In one study, Foster and his colleagues showed how they were able to tell Alzheimer's disease from a disorder called frontotemporal dementia, using PET scans from 45 patients, software to analyze the scans, and autopsy results from the same patients that gave a definitive diagnosis.
They also showed that using the software package, they could compare PET scans from different patients at different medical centers, and even compare scans taken on different PET scanners of various levels of sophistication. This will allow more studies to be done at PET scanning centers around the country to gather more evidence about how useful PET could be.
"PET imaging has great potential to aid diagnosis of patients with memory problems," Foster explains. "We've been able to identify changes that occur before patients themselves may recognize those problems. And we understand from PET scans what parts of the brain are most damaged in different disorders, and how these changes relate to patients' symptoms."
About PET scans
To the untrained eye, PET scans look like irregular spots of rainbow colors on a black background. But for physicians, the scans hold crucial information about the level of chemical activity going on in different regions of the brain — areas that control or contribute to all the functions of life.
The scans are made by injecting the patient with a form of sugar that has been altered to carry a weak, short-lived radioactive element. The sugar hits the bloodstream and flows to the brain, which needs huge amounts of energy to keep all its nerve cells running.
The most active areas of the brain need the most sugar — while damaged and less active areas need much less. By detecting the weak radiation signal from the sugar molecules as they travel throughout the brain, PET scanners can make a picture of brain cell activity. The resulting scans show the level of activity using a scale of colors; red and orange for high activity, and blue and purple for low.

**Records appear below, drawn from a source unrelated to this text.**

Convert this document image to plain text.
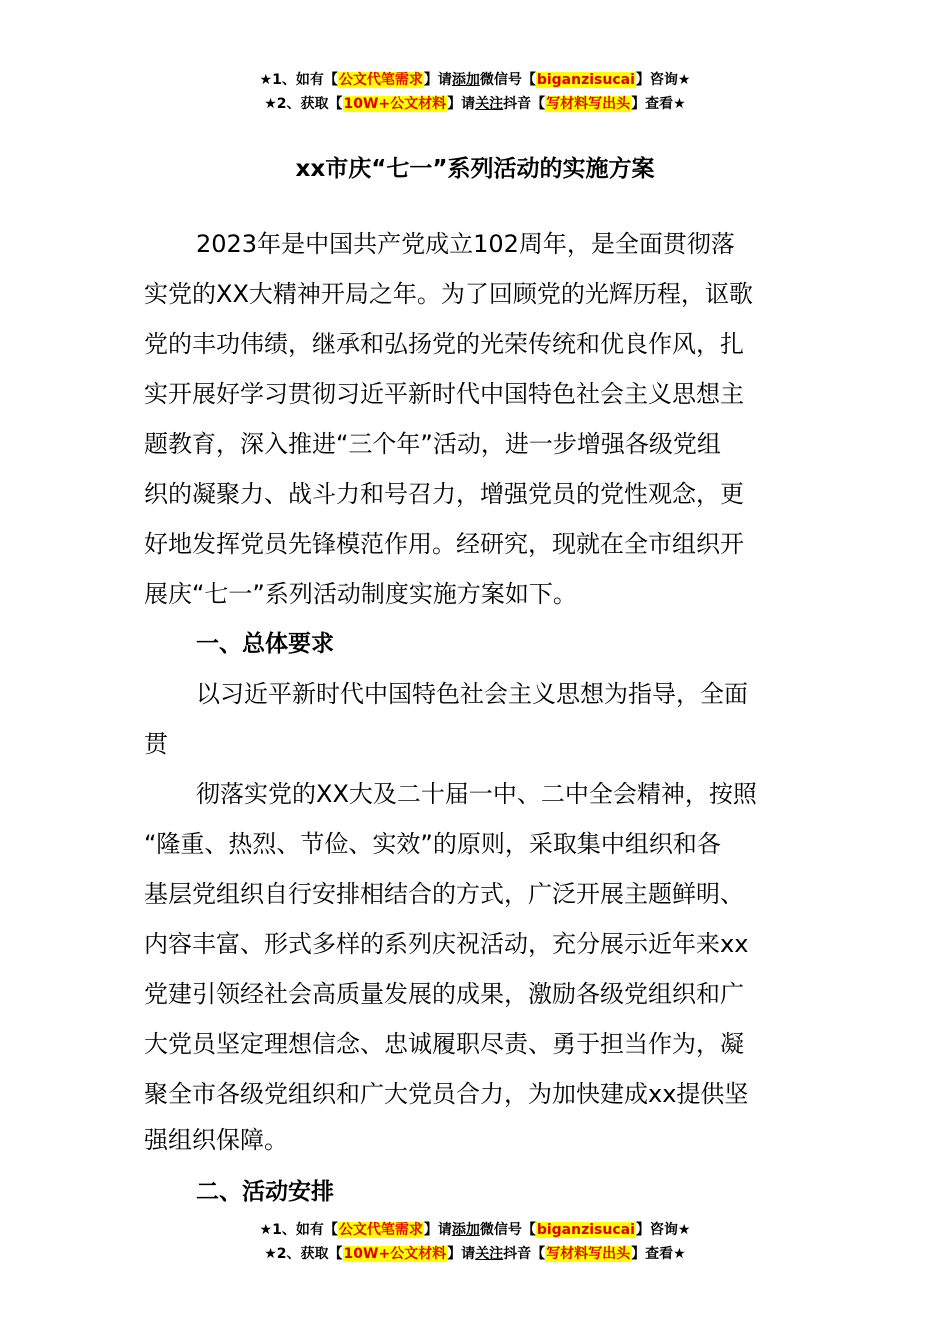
★1、如有【公文代笔需求】请添加微信号【biganzisucai】咨询★
★2、获取【10W+公文材料】请关注抖音【写材料写出头】查看★
xx市庆“七一”系列活动的实施方案
2023年是中国共产党成立102周年，是全面贯彻落
实党的XX大精神开局之年。为了回顾党的光辉历程，讴歌
党的丰功伟绩，继承和弘扬党的光荣传统和优良作风，扎
实开展好学习贯彻习近平新时代中国特色社会主义思想主
题教育，深入推进“三个年”活动，进一步增强各级党组
织的凝聚力、战斗力和号召力，增强党员的党性观念，更
好地发挥党员先锋模范作用。经研究，现就在全市组织开
展庆“七一”系列活动制度实施方案如下。
一、总体要求
以习近平新时代中国特色社会主义思想为指导，全面
贯
彻落实党的XX大及二十届一中、二中全会精神，按照
“隆重、热烈、节俭、实效”的原则，采取集中组织和各
基层党组织自行安排相结合的方式，广泛开展主题鲜明、
内容丰富、形式多样的系列庆祝活动，充分展示近年来xx
党建引领经社会高质量发展的成果，激励各级党组织和广
大党员坚定理想信念、忠诚履职尽责、勇于担当作为，凝
聚全市各级党组织和广大党员合力，为加快建成xx提供坚
强组织保障。
二、活动安排
★1、如有【公文代笔需求】请添加微信号【biganzisucai】咨询★
★2、获取【10W+公文材料】请关注抖音【写材料写出头】查看★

Doctors can compare a patient's own PET scan, showing areas of high and low activity, with maps of the structure and function of the different areas of the human brain, and knowledge about which brain regions Alzheimer's usually strikes earliest and hardest. Taken together, this analysis can tell them the extent of the damage, and the specific disease a patient has.

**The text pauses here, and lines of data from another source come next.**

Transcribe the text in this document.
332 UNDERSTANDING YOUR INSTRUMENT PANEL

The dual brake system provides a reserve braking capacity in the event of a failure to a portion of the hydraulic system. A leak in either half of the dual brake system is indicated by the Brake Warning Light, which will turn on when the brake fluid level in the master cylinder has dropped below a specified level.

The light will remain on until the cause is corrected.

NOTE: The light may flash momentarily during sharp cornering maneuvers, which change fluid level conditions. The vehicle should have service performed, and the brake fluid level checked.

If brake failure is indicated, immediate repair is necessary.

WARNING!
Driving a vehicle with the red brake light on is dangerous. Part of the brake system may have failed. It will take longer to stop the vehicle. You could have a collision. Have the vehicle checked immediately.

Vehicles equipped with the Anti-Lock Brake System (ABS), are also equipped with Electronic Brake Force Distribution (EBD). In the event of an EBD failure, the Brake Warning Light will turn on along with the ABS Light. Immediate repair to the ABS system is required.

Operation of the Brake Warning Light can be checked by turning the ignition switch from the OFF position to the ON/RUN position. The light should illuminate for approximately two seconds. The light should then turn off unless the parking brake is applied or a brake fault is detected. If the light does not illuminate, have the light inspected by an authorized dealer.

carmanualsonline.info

For example, areas of the brain involved in thinking and understanding the world around oneself are often damaged in Alzheimer's disease, resulting in memory loss and confusion. But areas involved in movement and the senses are not usually affected, so if a PET scan shows damage in those areas, a different disorder may be to blame.
Foster hopes that as evidence from research builds, PET scanning will become a part of the standard procedure for diagnosing patients with suspected Alzheimer's disease, and that insurance companies will begin to pay for their members to have PET scans for this purpose. He also foresees that the number of hospitals with PET scanners will continue to grow, as the usefulness of the scanners in diagnosing many diseases is proven.
In the long run, Foster also hopes that scientists will use the information from PET scans of Alzheimer's brain chemistry to develop new medications. "Once we can identify what kinds of chemicals are lost or changed in the brains of people with Alzheimer's disease, then we can design drugs to return the brain chemistry to normal," he explains.